Cell energy is all about function. Function is all about longevity. If a cell can’t make energy, then it can’t function; if it can’t function, it dies. So things that support cell energy production can encourage cell longevity and, most likely, your longevity as well. The primary mechanism for loss of cell energy centers on the mitochondria, which are the cells’ energy producers. It’s well-supported in the medical literature that we can lose a significant amount of our mitochondria as we age, resulting in cardiovascular and brain cell diseases.7 Again, all of this goes back to cell energy. If you lose a significant number of mitochondria, then the cell will soon lose its ability to function. What we need are natural transcription factors that can activate expression of genes that make new mitochondria. And we have them: PQQ and nicotinamide riboside. PQQ, or pyrroloquinoline quinone, is an essential nutrient found in some fruits like kiwi. When consumed, PQQ enters the cell and eventually makes its way into the nucleus where the DNA resides. Once there, it binds to and activates the promoter regions of genes that code for the proteins involved in making new mitochondria.8 Preclinical studies reveal that when deprived of dietary PQQ, animals exhibit stunted growth, compromised immunity, impaired reproductive capability, and, most importantly, fewer mitochondria in their tissue. Rates of conception, the number of offspring, and survival rates in juvenile animals are also significantly reduced in the absence of PQQ. Introducing PQQ back into the diet reverses these effects, restoring systemic function while simultaneously increasing mitochondrial number and energetic efficiency.9-11 Nicotinamide riboside, a vitamin B3 metabolite, acts more like an indirect natural transcription factor. It boosts the levels of NAD+, or nicotinamide adenine dinucleotide, a compound in the cells which activates the intrinsic transcription factors used for mitochondrial production.12 Whether through direct or indirect activity, these two natural transcription factors can increase cell energy production in a powerful way … by making brand new cellular powerhouses!

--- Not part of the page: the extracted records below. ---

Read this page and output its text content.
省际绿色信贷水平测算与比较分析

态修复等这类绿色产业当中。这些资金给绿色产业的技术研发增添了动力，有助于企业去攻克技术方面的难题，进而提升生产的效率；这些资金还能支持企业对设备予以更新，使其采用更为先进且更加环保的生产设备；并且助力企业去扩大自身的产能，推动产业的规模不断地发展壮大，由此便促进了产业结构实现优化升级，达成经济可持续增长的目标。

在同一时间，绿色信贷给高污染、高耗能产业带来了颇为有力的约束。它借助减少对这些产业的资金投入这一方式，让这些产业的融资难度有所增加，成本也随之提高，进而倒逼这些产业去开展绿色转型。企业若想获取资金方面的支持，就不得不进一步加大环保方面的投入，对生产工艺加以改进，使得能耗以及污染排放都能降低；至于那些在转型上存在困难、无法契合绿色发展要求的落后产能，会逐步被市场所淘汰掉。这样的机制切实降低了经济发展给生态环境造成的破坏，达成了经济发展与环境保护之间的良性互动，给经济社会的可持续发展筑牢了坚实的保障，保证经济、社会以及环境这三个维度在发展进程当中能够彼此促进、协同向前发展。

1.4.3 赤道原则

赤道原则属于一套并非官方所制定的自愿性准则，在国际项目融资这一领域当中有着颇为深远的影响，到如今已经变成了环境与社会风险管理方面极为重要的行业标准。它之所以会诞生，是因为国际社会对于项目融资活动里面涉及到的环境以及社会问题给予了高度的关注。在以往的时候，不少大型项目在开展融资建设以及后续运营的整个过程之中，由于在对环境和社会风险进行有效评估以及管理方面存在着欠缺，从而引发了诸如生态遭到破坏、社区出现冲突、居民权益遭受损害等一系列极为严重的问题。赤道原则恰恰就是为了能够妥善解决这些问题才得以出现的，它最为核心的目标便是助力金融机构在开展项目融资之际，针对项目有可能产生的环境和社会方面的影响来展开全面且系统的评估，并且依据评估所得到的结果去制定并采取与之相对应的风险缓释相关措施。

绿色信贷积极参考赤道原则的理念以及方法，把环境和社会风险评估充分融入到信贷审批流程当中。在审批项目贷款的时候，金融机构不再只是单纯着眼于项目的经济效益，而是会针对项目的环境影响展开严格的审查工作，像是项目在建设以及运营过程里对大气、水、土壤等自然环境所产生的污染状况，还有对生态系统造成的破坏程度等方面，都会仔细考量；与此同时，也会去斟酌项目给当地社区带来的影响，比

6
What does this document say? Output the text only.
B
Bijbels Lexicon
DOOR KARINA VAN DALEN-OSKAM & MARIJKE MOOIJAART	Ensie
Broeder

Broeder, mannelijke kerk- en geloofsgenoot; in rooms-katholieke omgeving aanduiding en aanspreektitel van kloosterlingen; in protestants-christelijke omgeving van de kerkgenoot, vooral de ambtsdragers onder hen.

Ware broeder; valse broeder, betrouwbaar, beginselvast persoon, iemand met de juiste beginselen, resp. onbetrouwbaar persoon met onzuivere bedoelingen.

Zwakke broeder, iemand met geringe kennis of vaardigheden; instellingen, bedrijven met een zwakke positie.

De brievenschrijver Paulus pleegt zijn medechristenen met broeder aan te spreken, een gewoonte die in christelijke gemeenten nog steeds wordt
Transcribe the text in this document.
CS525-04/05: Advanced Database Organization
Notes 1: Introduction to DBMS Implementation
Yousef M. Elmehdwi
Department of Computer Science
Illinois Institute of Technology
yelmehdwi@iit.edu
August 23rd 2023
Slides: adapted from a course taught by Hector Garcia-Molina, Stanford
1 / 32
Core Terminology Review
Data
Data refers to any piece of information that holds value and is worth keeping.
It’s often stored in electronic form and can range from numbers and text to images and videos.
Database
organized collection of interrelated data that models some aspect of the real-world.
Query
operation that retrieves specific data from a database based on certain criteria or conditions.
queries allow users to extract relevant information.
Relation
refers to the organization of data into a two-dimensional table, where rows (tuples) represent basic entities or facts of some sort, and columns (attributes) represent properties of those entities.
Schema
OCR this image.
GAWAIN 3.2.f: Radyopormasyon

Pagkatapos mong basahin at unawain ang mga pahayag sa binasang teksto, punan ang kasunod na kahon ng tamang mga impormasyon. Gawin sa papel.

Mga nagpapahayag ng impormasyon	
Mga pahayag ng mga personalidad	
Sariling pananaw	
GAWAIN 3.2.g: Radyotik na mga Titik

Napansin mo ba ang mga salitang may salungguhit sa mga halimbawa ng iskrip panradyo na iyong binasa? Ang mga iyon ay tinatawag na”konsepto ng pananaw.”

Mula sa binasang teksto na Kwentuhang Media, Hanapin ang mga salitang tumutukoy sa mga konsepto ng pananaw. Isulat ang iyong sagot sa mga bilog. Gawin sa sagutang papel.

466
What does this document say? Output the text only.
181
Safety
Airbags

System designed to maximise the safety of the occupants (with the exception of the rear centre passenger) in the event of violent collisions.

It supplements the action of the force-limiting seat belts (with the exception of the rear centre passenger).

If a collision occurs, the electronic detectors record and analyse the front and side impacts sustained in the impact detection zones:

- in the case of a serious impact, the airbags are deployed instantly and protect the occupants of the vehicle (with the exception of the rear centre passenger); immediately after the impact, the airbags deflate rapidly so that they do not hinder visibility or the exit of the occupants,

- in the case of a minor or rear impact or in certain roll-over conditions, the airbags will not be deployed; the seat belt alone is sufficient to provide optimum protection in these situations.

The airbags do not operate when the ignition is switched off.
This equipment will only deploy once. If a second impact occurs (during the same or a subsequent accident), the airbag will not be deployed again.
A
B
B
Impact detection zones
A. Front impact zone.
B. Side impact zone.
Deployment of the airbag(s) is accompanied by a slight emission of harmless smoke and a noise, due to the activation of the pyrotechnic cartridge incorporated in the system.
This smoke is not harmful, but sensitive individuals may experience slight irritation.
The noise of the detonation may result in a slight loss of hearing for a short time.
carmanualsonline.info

Activating Cell Protection Genes

Cell protection genes are called sirtuins. The genes code for proteins that help the cell adapt to stress. When sirtuins are expressed, cells manage energy better, improve cell-to-cell communication, and control inflammation. Unless you’re willing to practice strict calorie restriction, your body will not activate the sirtuin genes. This is where resveratrol can help. Resveratrol — a natural compound found in red wine, chocolate, and certain plants — has demonstrated powerful transcription effects on sirtuins, which may underlie its ability to lengthen life. In a Harvard University study, investigators noted that a high-calorie diet produced numerous changes in gene expression. However, supplemental resveratrol counteracted the effects of this high-calorie diet in 144 of 153 subjects and significantly altered genetic expression of sirtuins.13

What You Need to Know

Your genes are not set in stone. This is great news for those of us with some “bad” genes. The genes that you’ve inherited act more like a blueprint for constructing your internal environment. And like all blueprints, you can make modifications to them, granted subtle ones, to construct a healthier, internal you. Epigenetics ultimately offers hope. As new studies continue to reveal which foods and nutrients influence gene expression, you’ll soon be able to choose your very own epigenetic regimen — a regimen that will turn on genes you need and turn off “bad” genes that run in your family.

References:

  1. Inflamm Res. 2011 May;60(5):493-500.
  2. Invest New Drugs. 2011 Apr;29(2):225-31.
  3. Folia Biol (Praha). 2007;53(5):164-72.
  4. Crit Care Med. 2004 Oct;32(10):2097-103.
  5. Br J Nutr. 2011 Oct;106 Suppl 1:S198-201.
  6. Clin Cancer Res. 2004 Oct 15;10(20):6847-54.
  7. Clin Sci (Lond). 2004 Oct;107(4):355-64.
  8. J Biol Chem. 2010 Jan 1;285(1):142-52.
  9. J Nutr. 2006 Feb;136(2):390-6.
  10. Exp Biol Med (Maywood). 2003 Feb;228(2):160-6.
  11. Biochim Biophys Acta. 2006 Nov;1760(11):1741-8.
  12. EMBO Molecular Medicine. Vol 6 | No 6 | 2014.
  13. Cell. 2006 Dec 15;127(6):1109-22.